Nie atakuj frontalną szarżą. Rozbita głowa będzie jedynym jej efektem. Nastaw się na długi marsz. Warunki udanej rozmowy są takie same jak przy wyciąganiu ludzi z religijnych sekt. Nie odkrywam nic nowego, są pewnie praktycy znacznie lepsi ode mnie w tej dziedzinie. Rady laika są takie: 100% akceptacji dla rozmówców, 100% zrozumienia w rodzaju: „Nie podzielam Twojej wiary ale Cię szanuję i kocham. Nie podzielam, lecz akceptuję Twoje poglądy”. Potem czas na zaznaczenie emocjonalnej więzi, wspólnoty, emocjonalnej kotwicy: ”Jesteśmy Polakami, patriotami, obaj chcemy dla ojczyzny jak najlepiej”. „Ja rozumiem dlaczego możesz myśleć inaczej niż ja, ale nie możemy się nawzajem obrażać.” Ta wojna rośnie i rośnie do niczego nas nie doprowadzi” Niszczymy wspólnotę, do groźne dla ojczyzny i narodu” Bez tego wstępu daruj sobie całą rozmowę. Musisz przekonać partnera, że nim nie gardzisz, wasze poglądy są różne lecz równoważne, dyskusja będzie przebiegać bez założenia wyższości, z szacunkiem. Mamy wspólny cel, bo narastający konflikt jest zły dla wszystkich.

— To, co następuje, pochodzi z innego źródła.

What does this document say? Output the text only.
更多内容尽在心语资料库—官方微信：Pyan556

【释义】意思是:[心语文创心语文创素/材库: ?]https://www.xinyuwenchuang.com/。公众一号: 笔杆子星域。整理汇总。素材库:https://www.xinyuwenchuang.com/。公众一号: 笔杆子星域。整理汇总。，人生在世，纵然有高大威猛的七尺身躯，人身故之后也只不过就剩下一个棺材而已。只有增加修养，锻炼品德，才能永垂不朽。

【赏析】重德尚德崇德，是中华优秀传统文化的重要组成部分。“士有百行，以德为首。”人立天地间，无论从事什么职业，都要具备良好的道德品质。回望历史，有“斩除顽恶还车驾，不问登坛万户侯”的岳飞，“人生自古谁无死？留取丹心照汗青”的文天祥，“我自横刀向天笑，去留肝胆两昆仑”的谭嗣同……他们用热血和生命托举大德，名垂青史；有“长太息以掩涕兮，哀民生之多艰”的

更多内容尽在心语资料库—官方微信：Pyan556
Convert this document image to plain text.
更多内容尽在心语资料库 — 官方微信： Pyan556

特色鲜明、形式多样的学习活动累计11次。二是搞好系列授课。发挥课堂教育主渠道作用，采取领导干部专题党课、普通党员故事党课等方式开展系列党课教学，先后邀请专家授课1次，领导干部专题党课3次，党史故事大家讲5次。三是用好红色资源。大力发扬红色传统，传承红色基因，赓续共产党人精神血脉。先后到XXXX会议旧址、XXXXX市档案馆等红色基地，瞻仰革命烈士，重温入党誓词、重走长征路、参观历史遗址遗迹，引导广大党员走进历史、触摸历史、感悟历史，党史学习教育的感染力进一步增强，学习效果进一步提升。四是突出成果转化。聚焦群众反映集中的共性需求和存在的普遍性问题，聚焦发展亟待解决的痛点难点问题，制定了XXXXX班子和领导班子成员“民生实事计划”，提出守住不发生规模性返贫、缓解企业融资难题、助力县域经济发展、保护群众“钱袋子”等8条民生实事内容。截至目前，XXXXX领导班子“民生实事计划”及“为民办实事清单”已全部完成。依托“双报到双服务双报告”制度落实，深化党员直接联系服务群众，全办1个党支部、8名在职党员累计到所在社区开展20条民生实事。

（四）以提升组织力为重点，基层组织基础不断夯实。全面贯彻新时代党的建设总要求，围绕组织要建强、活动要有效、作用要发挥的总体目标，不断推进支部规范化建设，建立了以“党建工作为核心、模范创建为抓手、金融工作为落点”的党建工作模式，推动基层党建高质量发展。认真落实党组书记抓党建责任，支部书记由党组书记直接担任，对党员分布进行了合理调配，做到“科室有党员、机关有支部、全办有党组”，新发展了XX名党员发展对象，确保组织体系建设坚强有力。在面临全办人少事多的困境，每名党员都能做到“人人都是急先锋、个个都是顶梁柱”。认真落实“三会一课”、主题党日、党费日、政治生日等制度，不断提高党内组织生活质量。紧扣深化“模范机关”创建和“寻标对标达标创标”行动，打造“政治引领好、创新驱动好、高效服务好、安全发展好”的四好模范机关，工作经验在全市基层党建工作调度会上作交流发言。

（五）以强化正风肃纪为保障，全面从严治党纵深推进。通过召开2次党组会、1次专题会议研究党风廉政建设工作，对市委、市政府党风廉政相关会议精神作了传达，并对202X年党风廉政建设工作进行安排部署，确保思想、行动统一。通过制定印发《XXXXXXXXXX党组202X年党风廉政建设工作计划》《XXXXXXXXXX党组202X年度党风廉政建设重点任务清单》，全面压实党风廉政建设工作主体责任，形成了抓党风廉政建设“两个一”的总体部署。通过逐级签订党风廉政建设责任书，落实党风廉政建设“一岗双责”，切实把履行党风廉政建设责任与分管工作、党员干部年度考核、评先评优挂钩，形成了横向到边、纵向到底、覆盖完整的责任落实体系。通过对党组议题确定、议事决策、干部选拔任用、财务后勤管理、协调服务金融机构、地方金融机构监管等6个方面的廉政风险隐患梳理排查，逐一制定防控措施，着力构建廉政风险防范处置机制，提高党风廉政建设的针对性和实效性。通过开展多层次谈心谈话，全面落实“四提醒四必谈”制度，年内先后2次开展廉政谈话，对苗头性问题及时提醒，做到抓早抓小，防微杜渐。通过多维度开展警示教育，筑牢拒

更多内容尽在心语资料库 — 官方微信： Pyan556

Tylko w ten sposób, dzięki chwiejnej emocjonalnej więzi, poczuciu równouprawnienia, przypomnieniu o wspólnocie, możesz stworzyć warunek konieczny, lecz nie wystarczający do przeprowadzenia skutecznej rozmowy. A potem jak pisałem powyżej, wybierz szczelinkę (temat) i zasiej ziarenko (pytanie). Pielęgnujcie to ziarenko miesiącami. Przekonania rosną powoli. Ale jeśli przeżyje, nadejdzie taki moment, w którym golem rozpadnie się na kawałki, a zbudzony z koszmaru wyznawca, zada fundamentalne pytanie: „Jak ja mogłem w to wszystko uwierzyć?”. Wtedy będziesz wiedział, że dzieło jest skończone. Tymczasem zgromadź w sobie tyle dobroci, miłości, zrozumienia, empatii i cierpliwości ile zdołasz. Będą ci bardzo potrzebne.